Take Shelter

Révélé en 2008 grâce à «Shotgun Stories», un premier film qui réactualisait dans l’Arkansas profond la tragédie des Atrides (lire à ce propos la chronique DVD ci-dessous), le jeune cinéaste américain indépendant Jeff Nichols confirme aujourd’hui son immense talent avec «Take Shelter» (littéralement «trouver refuge»). De façon très impressionnante, mais sans pour autant verser dans la surenchère, Nichols décrit dans ce second long-métrage hypnotique l’emprise croissante de la folie sur un bon père de famille, qui travaille dans une entreprise de forage.

Victime de cauchemars récurrents, en proie à des hallucinations toujours plus fréquentes, Curtis La Forche (Michael Shannon) est complètement obsédé par l’idée qu’une tornade va s’abattre sur les siens. Il s’évertue à protéger sa femme Samantha (Jessica Chastain) et sa petite fille sourde-muette (Tova Stewart), jusqu’à se ruiner pour leur construire un abri souterrain dans le jardin de sa maison.

Quand il n’est pas en crise, Curtis a douloureusement conscience que la schizophrénie le guette, un mal dont souffre déjà sa mère. L’homme tente alors de se faire soigner, en vain. Dans un premier temps, le malheureux parvient à cacher à ses proches ses troubles mentaux, mais la situation empire quand les êtres qu’il aime plus que tout viennent tour à tour peupler ses délires et ce, de manière très hostile, à commencer par son chien! Sa femme tente effectivement de l’accompagner dans sa folie, mais c’est parce qu’elle est aimante, allant jusqu’à accepter de passer une nuit dans l’abri, pour se prémunir d’une très hypothétique tornade.

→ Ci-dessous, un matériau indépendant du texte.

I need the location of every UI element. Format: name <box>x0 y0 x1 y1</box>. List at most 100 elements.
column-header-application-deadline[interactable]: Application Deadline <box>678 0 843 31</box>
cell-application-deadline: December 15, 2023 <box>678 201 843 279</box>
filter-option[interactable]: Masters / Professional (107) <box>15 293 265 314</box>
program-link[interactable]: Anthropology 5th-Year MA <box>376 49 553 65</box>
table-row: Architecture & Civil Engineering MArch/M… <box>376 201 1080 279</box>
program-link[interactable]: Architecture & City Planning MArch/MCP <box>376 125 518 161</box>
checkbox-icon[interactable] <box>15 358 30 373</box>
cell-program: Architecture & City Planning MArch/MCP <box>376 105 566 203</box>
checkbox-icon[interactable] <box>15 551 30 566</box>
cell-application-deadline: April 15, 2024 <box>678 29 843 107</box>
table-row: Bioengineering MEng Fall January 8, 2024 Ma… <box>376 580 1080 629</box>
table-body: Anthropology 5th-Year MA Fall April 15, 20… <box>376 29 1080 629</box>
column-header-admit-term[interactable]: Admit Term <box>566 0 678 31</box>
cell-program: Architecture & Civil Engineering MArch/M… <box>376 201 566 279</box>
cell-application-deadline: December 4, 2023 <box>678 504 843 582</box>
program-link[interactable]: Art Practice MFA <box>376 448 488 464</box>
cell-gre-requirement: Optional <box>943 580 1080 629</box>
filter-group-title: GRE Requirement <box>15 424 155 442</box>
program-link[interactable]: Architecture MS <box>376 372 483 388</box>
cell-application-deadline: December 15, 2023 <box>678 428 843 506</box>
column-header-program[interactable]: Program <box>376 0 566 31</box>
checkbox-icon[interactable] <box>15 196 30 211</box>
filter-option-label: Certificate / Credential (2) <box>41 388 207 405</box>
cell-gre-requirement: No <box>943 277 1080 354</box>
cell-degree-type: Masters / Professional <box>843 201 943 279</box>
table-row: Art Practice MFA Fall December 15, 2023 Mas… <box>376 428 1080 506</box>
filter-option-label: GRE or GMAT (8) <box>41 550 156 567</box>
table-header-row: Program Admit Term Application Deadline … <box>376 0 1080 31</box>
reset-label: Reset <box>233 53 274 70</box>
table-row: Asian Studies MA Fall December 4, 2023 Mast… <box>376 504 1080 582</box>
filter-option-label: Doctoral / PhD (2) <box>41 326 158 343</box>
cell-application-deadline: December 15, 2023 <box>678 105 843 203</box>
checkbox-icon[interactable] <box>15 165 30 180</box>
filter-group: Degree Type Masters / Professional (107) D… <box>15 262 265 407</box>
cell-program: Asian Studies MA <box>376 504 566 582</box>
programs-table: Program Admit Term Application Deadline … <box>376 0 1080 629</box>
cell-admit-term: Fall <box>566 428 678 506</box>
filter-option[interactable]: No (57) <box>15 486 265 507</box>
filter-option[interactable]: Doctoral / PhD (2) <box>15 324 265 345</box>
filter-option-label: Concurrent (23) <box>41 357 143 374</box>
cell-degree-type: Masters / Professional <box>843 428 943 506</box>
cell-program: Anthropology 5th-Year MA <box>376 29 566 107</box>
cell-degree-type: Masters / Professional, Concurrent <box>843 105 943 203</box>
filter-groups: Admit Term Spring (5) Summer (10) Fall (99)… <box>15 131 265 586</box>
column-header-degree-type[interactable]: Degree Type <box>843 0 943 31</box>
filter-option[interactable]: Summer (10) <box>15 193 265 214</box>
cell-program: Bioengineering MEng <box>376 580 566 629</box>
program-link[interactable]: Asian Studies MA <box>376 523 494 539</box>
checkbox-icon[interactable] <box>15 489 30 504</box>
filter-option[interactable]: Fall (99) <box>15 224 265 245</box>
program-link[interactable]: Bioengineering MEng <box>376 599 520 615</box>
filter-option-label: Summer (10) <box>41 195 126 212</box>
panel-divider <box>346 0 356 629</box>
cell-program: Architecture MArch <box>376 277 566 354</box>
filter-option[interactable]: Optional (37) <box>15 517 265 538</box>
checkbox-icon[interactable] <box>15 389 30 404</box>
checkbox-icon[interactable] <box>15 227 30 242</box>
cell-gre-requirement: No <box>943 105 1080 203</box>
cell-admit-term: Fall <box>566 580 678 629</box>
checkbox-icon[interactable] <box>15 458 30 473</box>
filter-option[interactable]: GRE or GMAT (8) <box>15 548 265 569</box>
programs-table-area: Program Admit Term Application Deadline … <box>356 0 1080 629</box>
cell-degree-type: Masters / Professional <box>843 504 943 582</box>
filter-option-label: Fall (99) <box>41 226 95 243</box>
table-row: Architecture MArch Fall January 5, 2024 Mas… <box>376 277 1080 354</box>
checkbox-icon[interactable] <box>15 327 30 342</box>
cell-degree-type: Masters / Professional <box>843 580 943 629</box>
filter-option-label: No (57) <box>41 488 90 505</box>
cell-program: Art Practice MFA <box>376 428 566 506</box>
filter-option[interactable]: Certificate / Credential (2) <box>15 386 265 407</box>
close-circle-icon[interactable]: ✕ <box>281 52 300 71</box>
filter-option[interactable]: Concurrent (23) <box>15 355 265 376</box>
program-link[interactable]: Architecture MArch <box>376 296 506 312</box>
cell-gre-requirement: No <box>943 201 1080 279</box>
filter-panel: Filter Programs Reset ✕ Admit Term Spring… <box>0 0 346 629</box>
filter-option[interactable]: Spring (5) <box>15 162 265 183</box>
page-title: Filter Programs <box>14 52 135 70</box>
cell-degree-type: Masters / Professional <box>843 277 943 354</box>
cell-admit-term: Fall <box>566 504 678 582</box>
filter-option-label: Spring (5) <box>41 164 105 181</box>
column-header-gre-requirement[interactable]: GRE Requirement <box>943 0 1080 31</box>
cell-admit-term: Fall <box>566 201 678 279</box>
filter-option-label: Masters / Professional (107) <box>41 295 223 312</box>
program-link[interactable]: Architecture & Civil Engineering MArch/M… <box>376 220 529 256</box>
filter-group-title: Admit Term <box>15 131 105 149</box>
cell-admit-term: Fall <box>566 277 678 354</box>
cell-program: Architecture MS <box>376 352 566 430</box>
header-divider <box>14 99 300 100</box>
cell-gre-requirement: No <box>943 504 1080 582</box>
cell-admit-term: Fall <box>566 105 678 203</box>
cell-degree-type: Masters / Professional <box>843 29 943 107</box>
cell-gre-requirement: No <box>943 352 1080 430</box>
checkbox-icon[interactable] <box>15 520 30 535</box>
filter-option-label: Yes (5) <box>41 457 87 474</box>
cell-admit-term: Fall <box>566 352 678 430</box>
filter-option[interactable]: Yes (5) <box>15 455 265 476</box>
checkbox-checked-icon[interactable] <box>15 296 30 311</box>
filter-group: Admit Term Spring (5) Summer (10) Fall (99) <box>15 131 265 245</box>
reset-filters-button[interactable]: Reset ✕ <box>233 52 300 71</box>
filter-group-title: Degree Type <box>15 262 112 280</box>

Primé à Cannes en 2011, «Take Shelter» fonctionne sur le mode plutôt flippant du tour d’écrou. Ancrant son intrigue déstabilisante dans les plaines rassurantes de l’Ohio agricole, Nichols instille en effet très progressivement le soupçon sur la réalité qu’il donne à voir et à entendre au spectateur. Avec un art confondant de la mise en scène, il «fait monter» graduellement ce sentiment d’ambivalence en nous enfermant peu à peu dans la folie de son protagoniste, à l’instar des membres de sa famille, lesquels finiront peut-être par partager par empathie ses visions apocalyptiques, donnant matière à un final sidérant d’ambiguïté!

Edition sans bonus, mais le film se suffit à lui-même, comme très souvent d’ailleurs!